Tous égaux devant la mort ?

Peu importe le milieu dont nous sommes issus, nous nous retrouvons unis devant la mort, devant la terrible souffrance de perdre quelqu’un qu’on aime, devant l’atroce absence que la mort provoque en chacun de nous. Souvent on entend quelqu’un nous dire , quand ce n’est pas nous-mêmes qui le disons : »la mort est la seule justice , on est tous égaux devant la mort.  »
Et bien non, ce n’est pas vrai.
Si nous n’avons pas d’argent, un combat doit encore être mené, pour que la personne disparue soit enterrée dans le respect et dignement.
Lucienne a dû se battre auprès de sa tutelle1 pour que cette dernière accepte qu’une pierre tombale de son choix soit achetée, pour son petit de 15 ans décédé d’un accident de la route… La logique de la tutelle était de ne pas dépenser tout l’argent versé par l’assurance et pouvoir en bloquer un peu sur un livret d’épargne, et donc de faire le moins de frais possible. Lucienne, la maman, s’est battue avec sa logique implacable : « cet argent est sur mon compte parce que Kevin est mort, cet argent lui revient, je veux qu’il lui serve, je veux acheter une très belle pierre tombale, que mon fils aurait aimée. Pour moi, c’est le plus important ! Comme ça j’ai le sentiment de pouvoir le protéger encore et je pourrai aller me recueillir près de lui, sur un endroit où on sera mieux ensemble « .
Lucienne s’est acharnée plusieurs mois auprès de sa tutelle pour faire accepter son choix. Aujourd’hui elle dit « j’ai réussi à honorer mon fils ».
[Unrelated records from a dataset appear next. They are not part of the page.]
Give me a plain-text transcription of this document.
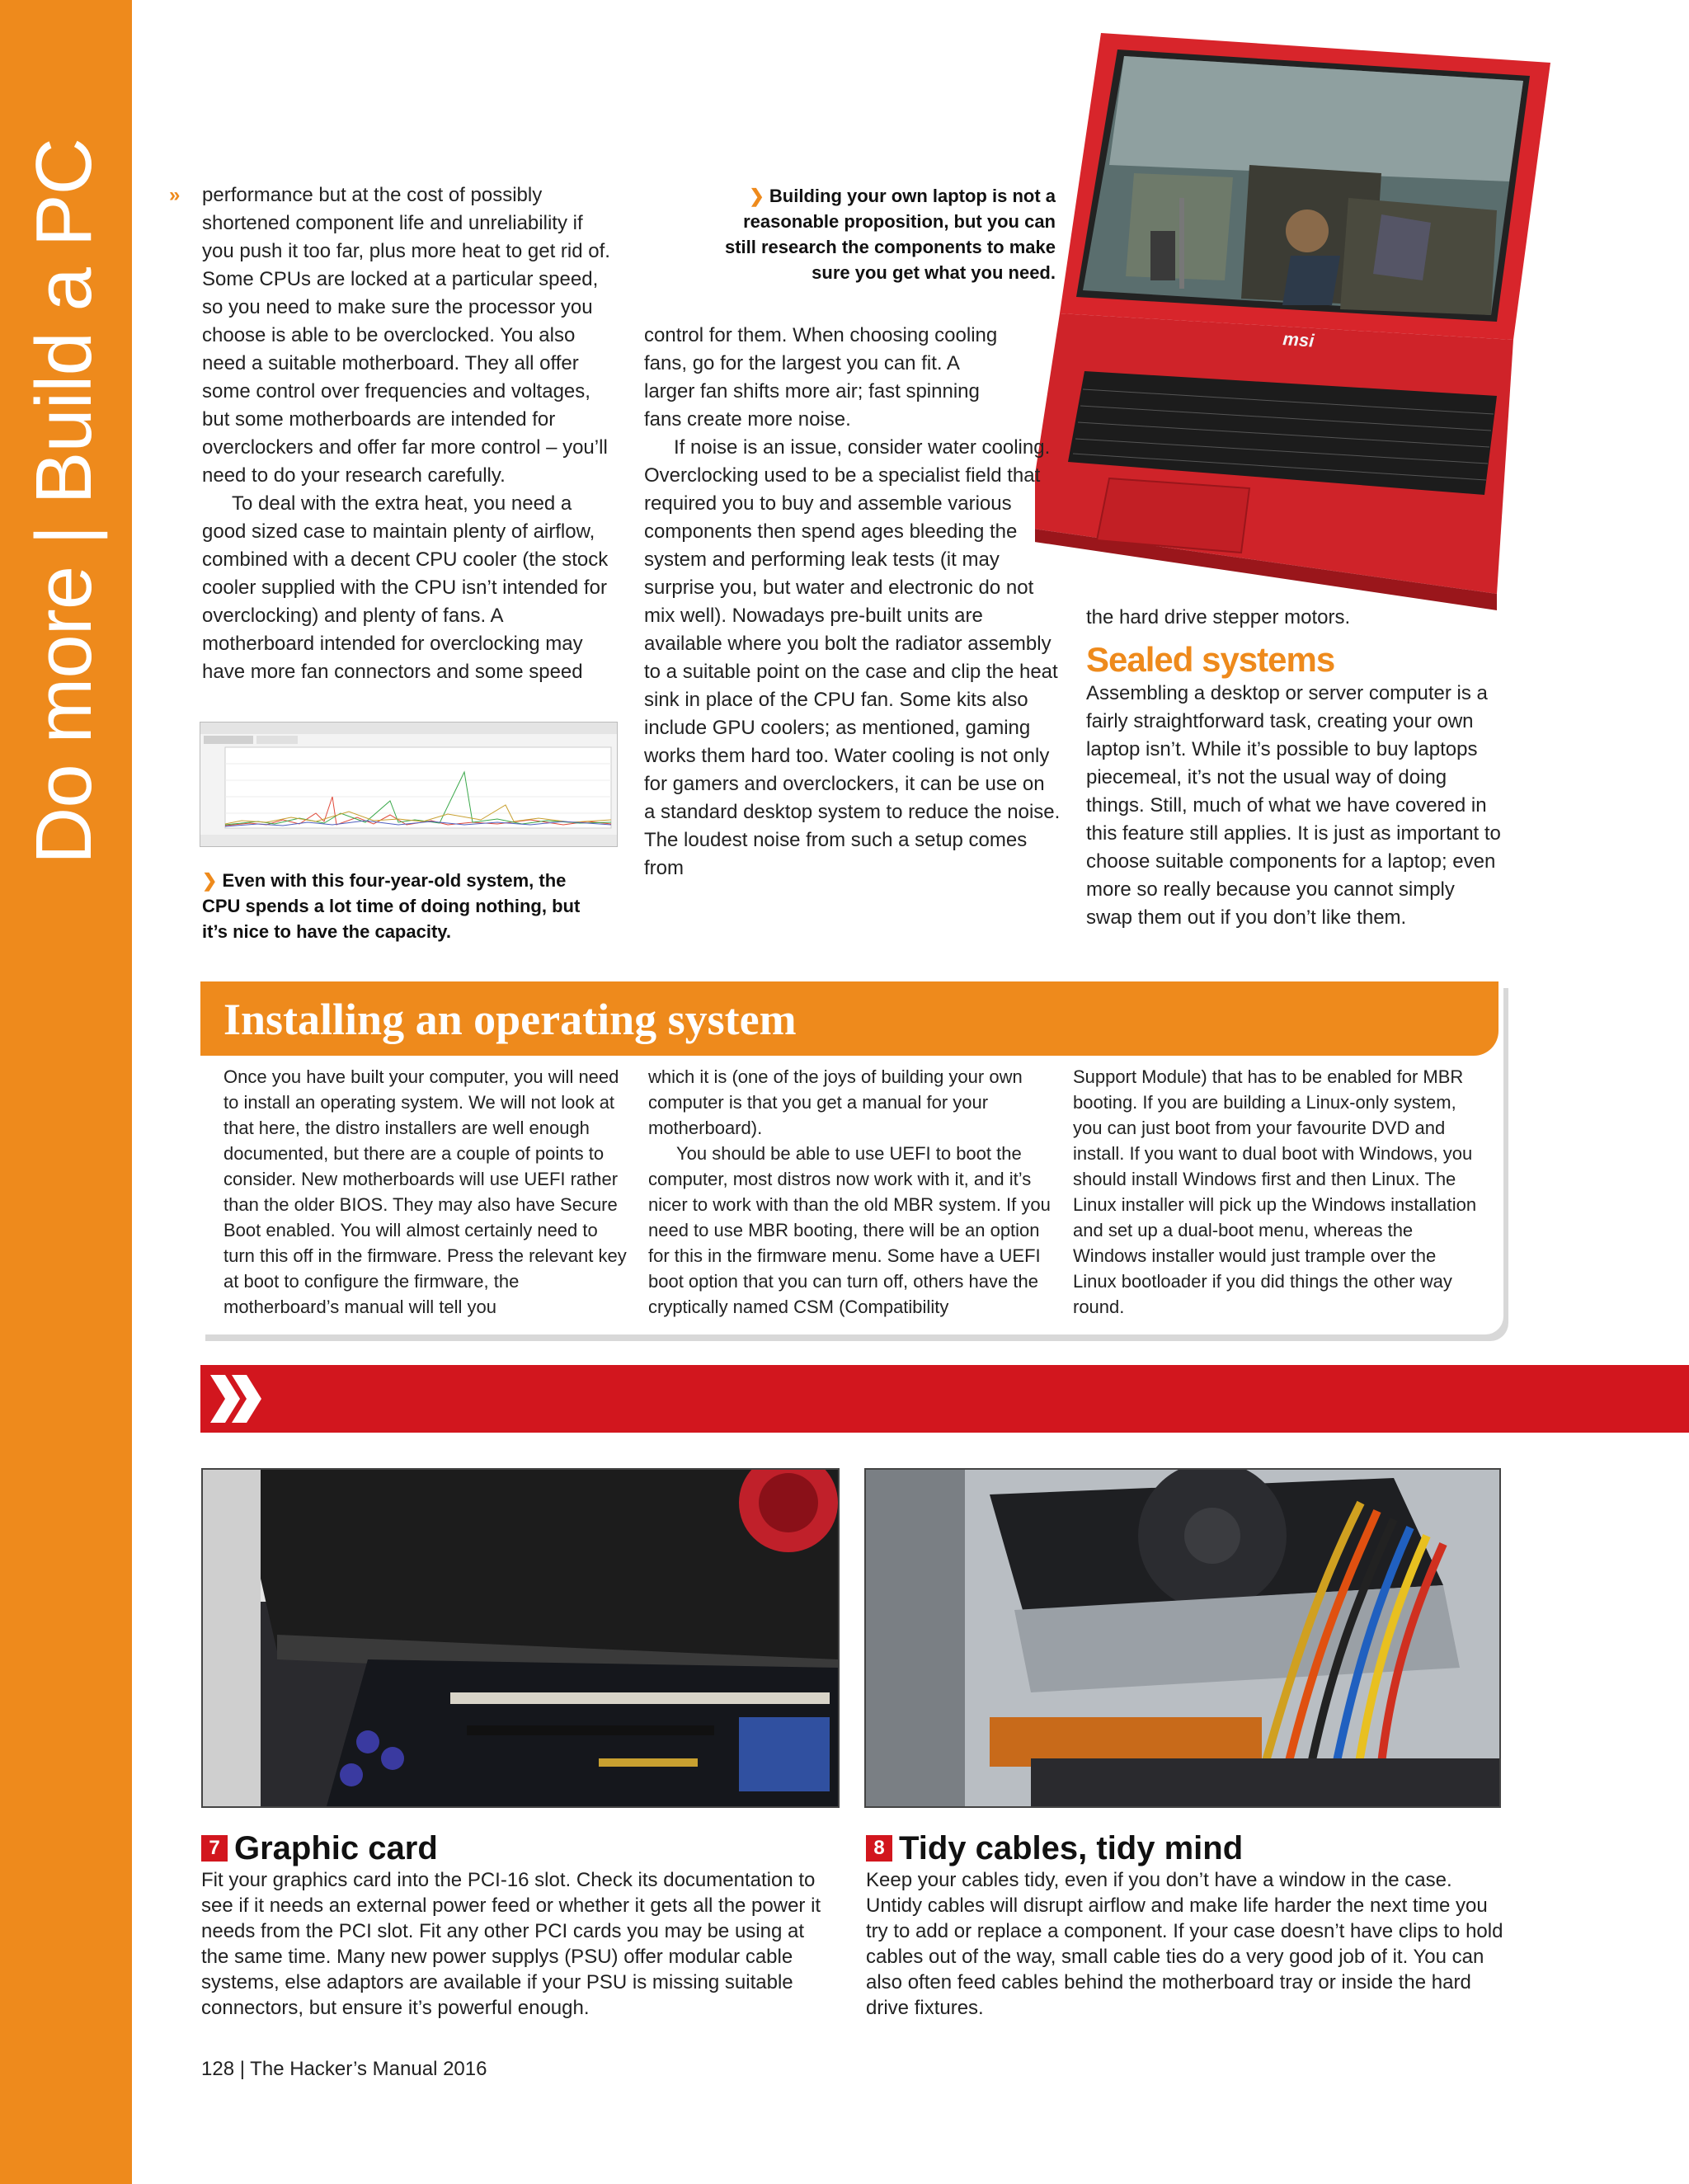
Do more | Build a PC	» performance but at the cost of possibly shortened component life and unreliability if you push it too far, plus more heat to get rid of. Some CPUs are locked at a particular speed, so you need to make sure the processor you choose is able to be overclocked. You also need a suitable motherboard. They all offer some control over frequencies and voltages, but some motherboards are intended for overclockers and offer far more control – you’ll need to do your research carefully.

To deal with the extra heat, you need a good sized case to maintain plenty of airflow, combined with a decent CPU cooler (the stock cooler supplied with the CPU isn’t intended for overclocking) and plenty of fans. A motherboard intended for overclocking may have more fan connectors and some speed

❯ Even with this four-year-old system, the CPU spends a lot time of doing nothing, but it’s nice to have the capacity.
❯ Building your own laptop is not a reasonable proposition, but you can still research the components to make sure you get what you need.
msi

control for them. When choosing cooling fans, go for the largest you can fit. A larger fan shifts more air; fast spinning fans create more noise.

If noise is an issue, consider water cooling. Overclocking used to be a specialist field that required you to buy and assemble various components then spend ages bleeding the system and performing leak tests (it may surprise you, but water and electronic do not mix well). Nowadays pre-built units are available where you bolt the radiator assembly to a suitable point on the case and clip the heat sink in place of the CPU fan. Some kits also include GPU coolers; as mentioned, gaming works them hard too. Water cooling is not only for gamers and overclockers, it can be use on a standard desktop system to reduce the noise. The loudest noise from such a setup comes from

the hard drive stepper motors.

Sealed systems

Assembling a desktop or server computer is a fairly straightforward task, creating your own laptop isn’t. While it’s possible to buy laptops piecemeal, it’s not the usual way of doing things. Still, much of what we have covered in this feature still applies. It is just as important to choose suitable components for a laptop; even more so really because you cannot simply swap them out if you don’t like them.

Installing an operating system
Once you have built your computer, you will need to install an operating system. We will not look at that here, the distro installers are well enough documented, but there are a couple of points to consider. New motherboards will use UEFI rather than the older BIOS. They may also have Secure Boot enabled. You will almost certainly need to turn this off in the firmware. Press the relevant key at boot to configure the firmware, the motherboard’s manual will tell you
which it is (one of the joys of building your own computer is that you get a manual for your motherboard).
You should be able to use UEFI to boot the computer, most distros now work with it, and it’s nicer to work with than the old MBR system. If you need to use MBR booting, there will be an option for this in the firmware menu. Some have a UEFI boot option that you can turn off, others have the cryptically named CSM (Compatibility
Support Module) that has to be enabled for MBR booting. If you are building a Linux-only system, you can just boot from your favourite DVD and install. If you want to dual boot with Windows, you should install Windows first and then Linux. The Linux installer will pick up the Windows installation and set up a dual-boot menu, whereas the Windows installer would just trample over the Linux bootloader if you did things the other way round.
7 Graphic card
Fit your graphics card into the PCI-16 slot. Check its documentation to see if it needs an external power feed or whether it gets all the power it needs from the PCI slot. Fit any other PCI cards you may be using at the same time. Many new power supplys (PSU) offer modular cable systems, else adaptors are available if your PSU is missing suitable connectors, but ensure it’s powerful enough.
8 Tidy cables, tidy mind
Keep your cables tidy, even if you don’t have a window in the case. Untidy cables will disrupt airflow and make life harder the next time you try to add or replace a component. If your case doesn’t have clips to hold cables out of the way, small cable ties do a very good job of it. You can also often feed cables behind the motherboard tray or inside the hard drive fixtures.
128 | The Hacker’s Manual 2016
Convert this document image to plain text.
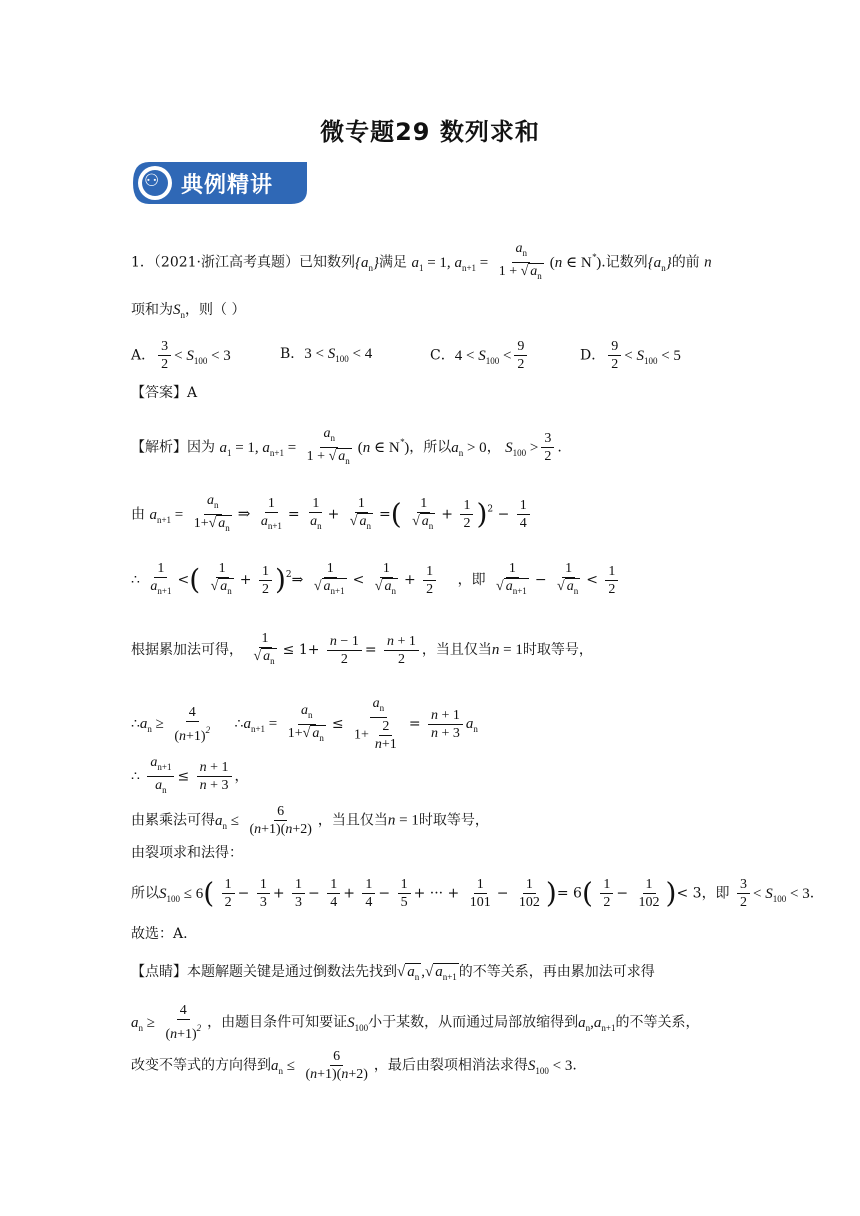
微专题29 数列求和
⚇ 典例精讲
1．（2021·浙江高考真题）已知数列$\{a_n\}$满足 $a_1 = 1$, $a_{n+1} = \frac{a_n}{1 + √ a_n} (n$ ∈ N*).记数列$\{a_n\}$的前 n
项和为$S_n$，则（ ）
A． $\frac{3}{2} < S_{100} < 3$	B．$3 < S_{100} < 4$	C．$4 < S_{100} < \frac{9}{2}$	D． $\frac{9}{2} < S_{100} < 5$
【答案】A
【解析】因为 $a_1 = 1$, $a_{n+1} = \frac{a_n}{1 + √ a_n} (n$ ∈ N*)，所以$a_n > 0$， $S_{100} > \frac{3}{2}$ .
由 $a_{n+1} = \frac{a_n}{1+√ a_n}$ ⇒ $\frac{1}{a_{n+1}} = \frac{1}{a_n} + \frac{1}{√ a_n}$ =( $\frac{1}{√ a_n} + \frac{1}{2} )^2 - \frac{1}{4}$
∴ $\frac{1}{a_{n+1}}$ <( $\frac{1}{√ a_n} + \frac{1}{2}$ )$^2$⇒ $\frac{1}{√ a_{n+1}} < \frac{1}{√ a_n} + \frac{1}{2}$ ，即 $\frac{1}{√ a_{n+1}} - \frac{1}{√ a_n} < \frac{1}{2}$
根据累加法可得， $\frac{1}{√ a_n} \le 1+ \frac{n - 1}{2} = \frac{n + 1}{2}$ ，当且仅当n = 1时取等号，
$\therefore a_n \ge \frac{4}{(n+1)^2}$ $\therefore a_{n+1} = \frac{a_n}{1+√ a_n} \le \frac{a_n}{1+ \frac{2}{n+1}} = \frac{n + 1}{n + 3} a_n$
∴ $\frac{a_{n+1}}{a_n} \le \frac{n + 1}{n + 3}$ ，
由累乘法可得$a_n \le \frac{6}{(n+1)(n+2)}$ ，当且仅当n = 1时取等号，
由裂项求和法得：
所以$S_{100} \le 6( \frac{1}{2} - \frac{1}{3} + \frac{1}{3} - \frac{1}{4} + \frac{1}{4} - \frac{1}{5}$ + ··· + $\frac{1}{101} - \frac{1}{102}$ )= $6( \frac{1}{2} - \frac{1}{102}$ )< 3，即 $\frac{3}{2} < S_{100} < 3$.
故选：A.
【点睛】本题解题关键是通过倒数法先找到√ $a_n$ ,√ $a_{n+1}$ 的不等关系，再由累加法可求得
$a_n \ge \frac{4}{(n+1)^2}$ ，由题目条件可知要证$S_{100}$小于某数，从而通过局部放缩得到$a_n,a_{n+1}$的不等关系，
改变不等式的方向得到$a_n \le \frac{6}{(n+1)(n+2)}$ ，最后由裂项相消法求得$S_{100} < 3$.
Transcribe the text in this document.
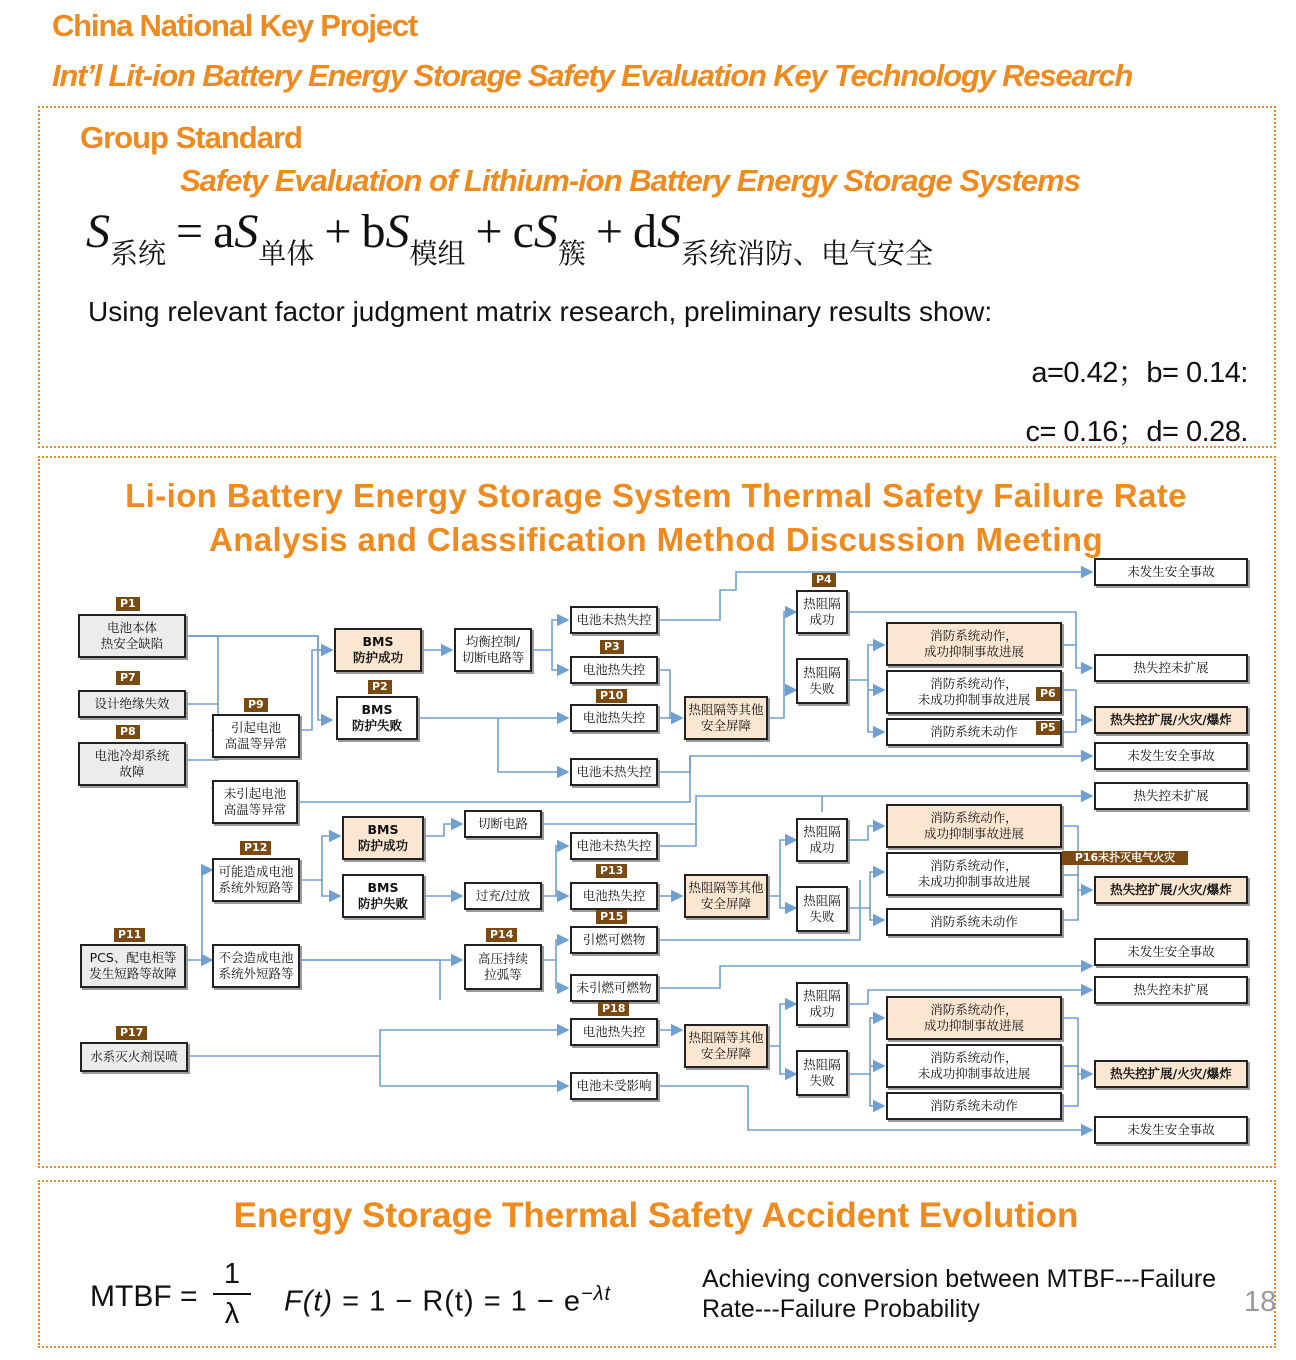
China National Key Project
Int’l Lit-ion Battery Energy Storage Safety Evaluation Key Technology Research
Group Standard
Safety Evaluation of Lithium-ion Battery Energy Storage Systems
$S_{系统} = aS_{单体} + bS_{模组} + cS_簇 + dS_{系统消防、电气安全}$
Using relevant factor judgment matrix research, preliminary results show:
a=0.42；b= 0.14:
c= 0.16；d= 0.28.
Li-ion Battery Energy Storage System Thermal Safety Failure Rate
Analysis and Classification Method Discussion Meeting
电池本体
热安全缺陷
设计绝缘失效
电池冷却系统
故障
引起电池
高温等异常
未引起电池
高温等异常
BMS
防护成功
BMS
防护失败
均衡控制/
切断电路等
电池未热失控
电池热失控
电池热失控
电池未热失控
热阻隔等其他
安全屏障
热阻隔
成功
热阻隔
失败
消防系统动作，
成功抑制事故进展
消防系统动作，
未成功抑制事故进展
消防系统未动作
未发生安全事故
热失控未扩展
热失控扩展/火灾/爆炸
未发生安全事故
热失控未扩展
可能造成电池
系统外短路等
BMS
防护成功
BMS
防护失败
切断电路
过充/过放
电池未热失控
电池热失控
热阻隔等其他
安全屏障
热阻隔
成功
热阻隔
失败
消防系统动作，
成功抑制事故进展
消防系统动作，
未成功抑制事故进展
消防系统未动作
热失控扩展/火灾/爆炸
PCS、配电柜等
发生短路等故障
不会造成电池
系统外短路等
高压持续
拉弧等
引燃可燃物
未引燃可燃物
未发生安全事故
热失控未扩展
水系灭火剂误喷
电池热失控
电池未受影响
热阻隔等其他
安全屏障
热阻隔
成功
热阻隔
失败
消防系统动作，
成功抑制事故进展
消防系统动作，
未成功抑制事故进展
消防系统未动作
热失控扩展/火灾/爆炸
未发生安全事故
P1
P7
P8
P9
P2
P3
P10
P4
P6
P5
P12
P13
P16未扑灭电气火灾
P15
P11	P14
P18
P17
Energy Storage Thermal Safety Accident Evolution
MTBF =
1
λ	$F(t) = 1 - R(t) = 1 - e^{-\lambda t}$
Achieving conversion between MTBF---Failure Rate---Failure Probability	18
Marie-Thérese, elle aussi, s’est trouvée sans un centime au moment du décès de sa fille. La ligue contre le cancer a généreusement pris en charge les frais d’enterrement et a fait en sorte que la Sécurité Sociale2 s’y associe. Cela a bien aidé Marie-Thérèse mais, du coup, elle n’a pu faire aucun choix personnel, que ce soit concernant le cercueil ou l’emplacement au cimetière. Christelle a donc été enterrée dans le carré des indigents ! L’obsession de Marie-Thérèse « faire transférer Christelle au milieu des autres tombes, la sortir du carré des indigents, car même dans la mort, on continue d’être stigmatisés et je veux lui retirer ça « Avec le soutien financier d’amis, Marie-Thérèse a pu réaliser son ultime souhait. Aujourd’hui Christelle est au milieu de tous au cimetière.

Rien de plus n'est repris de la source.